А Колюню в гости зови не зови, без приглашения явится. И на самое почетное место присядет. Анисья его — просмешница — выйдет, бывало, к артельному колодцу, час с соседками языком чешет. И все про своего Колюню.
— Мой-то, воитель, вышел поутру во двор по нужде, повел своей носиной и кричит мне сквозь сенцы: «Онька, сегодня похлебку не направляй, а готовь суконную пару, что с войны привез. Вечером к Доможировым в гости звать будут». Чу, думаю, дуралей. Разевай рот шире, там тебе и ворота уже растелешили, и рюмку приветную до краев налили… Что, говорю, намек какой подали? Да нет, отвечает, пирогами оттуда напахнуло. А коли бабы с утра в бегах, у печки крутятся — быть к вечеру потехе… Смотрю, и правда, запошумливали к вечеру в том краю. А мой-то баян под мышку, я, мол, за тобой позднее пришлю — только его и видела…
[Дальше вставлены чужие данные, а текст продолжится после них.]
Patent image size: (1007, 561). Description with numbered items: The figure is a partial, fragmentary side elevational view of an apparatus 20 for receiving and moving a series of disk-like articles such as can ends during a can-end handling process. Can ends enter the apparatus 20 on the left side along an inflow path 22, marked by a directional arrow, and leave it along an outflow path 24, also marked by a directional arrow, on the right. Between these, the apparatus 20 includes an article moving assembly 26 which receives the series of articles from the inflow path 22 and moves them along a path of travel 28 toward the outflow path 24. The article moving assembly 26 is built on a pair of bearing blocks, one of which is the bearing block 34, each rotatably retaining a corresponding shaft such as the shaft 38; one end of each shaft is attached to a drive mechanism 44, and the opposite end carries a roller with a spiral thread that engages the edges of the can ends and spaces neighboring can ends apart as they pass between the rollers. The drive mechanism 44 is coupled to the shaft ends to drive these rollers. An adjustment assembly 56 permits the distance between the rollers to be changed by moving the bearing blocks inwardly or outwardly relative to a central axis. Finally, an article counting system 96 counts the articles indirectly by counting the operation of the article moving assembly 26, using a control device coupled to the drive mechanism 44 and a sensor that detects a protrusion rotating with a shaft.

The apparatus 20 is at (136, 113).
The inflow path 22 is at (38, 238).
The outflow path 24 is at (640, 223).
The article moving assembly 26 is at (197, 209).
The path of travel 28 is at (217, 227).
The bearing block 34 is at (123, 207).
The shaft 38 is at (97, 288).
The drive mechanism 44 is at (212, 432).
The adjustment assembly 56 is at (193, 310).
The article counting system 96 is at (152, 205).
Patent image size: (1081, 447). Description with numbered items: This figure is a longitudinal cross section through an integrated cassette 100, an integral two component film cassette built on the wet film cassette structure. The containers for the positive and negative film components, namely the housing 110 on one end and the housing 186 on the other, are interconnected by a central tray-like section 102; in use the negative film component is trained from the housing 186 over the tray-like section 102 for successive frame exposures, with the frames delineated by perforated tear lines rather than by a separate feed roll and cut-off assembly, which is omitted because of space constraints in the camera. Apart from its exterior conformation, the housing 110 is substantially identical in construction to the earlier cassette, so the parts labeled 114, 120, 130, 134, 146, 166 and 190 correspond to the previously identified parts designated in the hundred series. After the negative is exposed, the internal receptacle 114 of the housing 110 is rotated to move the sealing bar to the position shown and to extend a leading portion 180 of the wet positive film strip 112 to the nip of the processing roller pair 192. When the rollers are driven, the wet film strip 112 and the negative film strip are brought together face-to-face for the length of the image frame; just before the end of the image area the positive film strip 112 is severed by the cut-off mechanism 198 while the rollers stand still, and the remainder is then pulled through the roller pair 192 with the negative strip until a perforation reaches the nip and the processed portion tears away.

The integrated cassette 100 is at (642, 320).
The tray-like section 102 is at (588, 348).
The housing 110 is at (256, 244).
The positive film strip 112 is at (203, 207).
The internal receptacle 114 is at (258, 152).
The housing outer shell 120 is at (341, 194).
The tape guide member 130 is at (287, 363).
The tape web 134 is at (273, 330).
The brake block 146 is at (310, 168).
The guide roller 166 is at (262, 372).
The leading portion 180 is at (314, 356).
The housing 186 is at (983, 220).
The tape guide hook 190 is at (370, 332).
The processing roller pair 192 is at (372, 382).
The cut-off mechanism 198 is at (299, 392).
В каких только домах не перегостил Колюнин баян, где не надрывал свой голос, сколько под его сердечные всхлипы сбито каблуков и истерто подошв! Многим не давал он покоя. Вот и меня приворожил сразу и навсегда. Обычно приходил я к Колюне под вечер, к концу управы, когда в стаюхе и во дворе все обихожено, в избе прибрано и самое время передохнуть от бесконечных дневных забот. Детей у Колюни с Аксиньей не случилось, и, может, потому так искренне улыбались они мне, едва я, постучавшись в дощатую дверь, переступал порог их дома. И каждая такая встреча, каждое Колюнино слово оживает сейчас во мне свежо, и, наверное, никогда не выплеснется с родничком памяти, не растворится в забытье. Вот и тот, последний совместный наш вечер весь соткан из живых памятных минуток. Я закрываю глаза, и оживает все разом: Колюнины руки, его походка, его голос…
— А я Анисье пеняю, видать, не опнется сегодня дружок закадычный, приискала ему бабка работу, а ты легок на помине, — заводится Колюня приветным разговором. — Да ты проходи, проходи в горницу, к чему косяки отирать, я вот только руки помою…
Он распахивает резные голубенькие створки дверей и пропускает меня в горенку. Из угла тянет ко мне широкие зеленые ладони фикус, с беленых простенков, с фотографий в ухоженных рамочках, на меня смотрит многочисленная Колюнина и Анисьина родня. По мягкой домотканой дорожке я прохожу к комоду, на котором под вышитой розами накидушкой отдыхает баян, поблескивая матовыми пуговками, обласканными Колюниными руками. Осторожно, боясь потревожить их покой, я прикасаюсь к прохладным пуговкам, к лакированным планкам. Планки лучатся, горят неземным зеленоватым пламенем, в холодных языках которого светятся серебром ненашенские завитушные буквы.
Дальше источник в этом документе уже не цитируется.